After arriving in France in 1948, during the incipient stage of post-war abstractionism, when many Western artists came under the influence of East Asian calligraphy, including the Franco-German Hans Hartung, the Swiss Gerard Schneider, the Frenchman Pierre Soulages, and the Americans Mark Tobey and Yves Klein. Together they influenced the non-figurative art of Europe and the Abstract Expressionism in the United States. Although the centre of the art world was shifting to New York, Zao Wou-ki set the foundation of the first wave of abstract art alongside European abstract artists.
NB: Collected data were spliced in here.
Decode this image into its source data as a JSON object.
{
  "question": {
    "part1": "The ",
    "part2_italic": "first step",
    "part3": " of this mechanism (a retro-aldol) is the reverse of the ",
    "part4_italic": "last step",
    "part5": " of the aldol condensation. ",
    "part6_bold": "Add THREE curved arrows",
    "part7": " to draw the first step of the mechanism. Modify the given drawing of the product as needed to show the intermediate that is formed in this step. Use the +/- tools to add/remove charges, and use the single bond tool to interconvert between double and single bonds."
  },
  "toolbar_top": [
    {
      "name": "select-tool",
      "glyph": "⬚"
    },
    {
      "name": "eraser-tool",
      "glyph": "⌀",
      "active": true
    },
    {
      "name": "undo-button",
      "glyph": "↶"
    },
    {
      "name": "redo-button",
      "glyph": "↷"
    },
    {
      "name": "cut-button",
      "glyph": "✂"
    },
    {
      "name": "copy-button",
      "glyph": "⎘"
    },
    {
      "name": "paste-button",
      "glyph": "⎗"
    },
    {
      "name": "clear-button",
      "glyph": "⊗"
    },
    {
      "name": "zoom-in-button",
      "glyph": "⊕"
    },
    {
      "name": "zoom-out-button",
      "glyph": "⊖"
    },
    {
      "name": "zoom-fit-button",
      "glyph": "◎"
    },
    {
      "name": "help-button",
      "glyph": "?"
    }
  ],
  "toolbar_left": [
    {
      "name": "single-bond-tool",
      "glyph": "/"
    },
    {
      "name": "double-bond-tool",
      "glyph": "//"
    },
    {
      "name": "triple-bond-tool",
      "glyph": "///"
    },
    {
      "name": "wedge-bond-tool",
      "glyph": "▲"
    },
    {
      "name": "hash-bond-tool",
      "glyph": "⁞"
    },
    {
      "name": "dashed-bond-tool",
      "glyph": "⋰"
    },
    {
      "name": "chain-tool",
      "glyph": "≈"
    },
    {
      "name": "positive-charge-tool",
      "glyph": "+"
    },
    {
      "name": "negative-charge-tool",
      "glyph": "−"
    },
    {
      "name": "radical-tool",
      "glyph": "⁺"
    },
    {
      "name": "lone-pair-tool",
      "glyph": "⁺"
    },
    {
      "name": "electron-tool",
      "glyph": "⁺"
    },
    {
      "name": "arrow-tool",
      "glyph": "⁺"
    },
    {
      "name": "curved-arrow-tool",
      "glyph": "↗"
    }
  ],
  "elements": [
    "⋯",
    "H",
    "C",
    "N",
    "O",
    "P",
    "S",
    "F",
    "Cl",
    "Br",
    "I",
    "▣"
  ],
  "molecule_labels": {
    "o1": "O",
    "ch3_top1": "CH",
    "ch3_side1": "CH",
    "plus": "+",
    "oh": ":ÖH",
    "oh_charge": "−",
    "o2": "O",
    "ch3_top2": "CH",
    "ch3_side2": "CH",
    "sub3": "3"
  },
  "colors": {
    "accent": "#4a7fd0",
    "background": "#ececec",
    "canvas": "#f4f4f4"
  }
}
Zao was grounded in Chinese culture, not only borrowing from the forms of Chinese calligraphy but tracing them into the origins of the Chinese script itself—into the cosmology and imaginary realms they crystallized. Zao’s idiosyncratic artistic expression stood out amidst post-war art. Pacing in Moonlight was Zao’s masterful incorporation of traditional Chinese writing and its graphic beauty, a historical atmosphere, minimalist aesthetics, and abstractionism into his earliest abstract painting. In the history art, whereas Western painters focused on chiaroscuro and volume, Chinese painters focused on the line and treated it as their primary vehicle of description of expression. In Zao Wou-ki’s work, the line becomes an avenue for traditional Chinese art towards the world. Paysage dans la lune does not depict a figurative scenery. The ineffable and ambiguous moonlight seen here in fact exceeds any figurative representation, inspiring the viewer’s boundless imagination about the eternal light of the moon.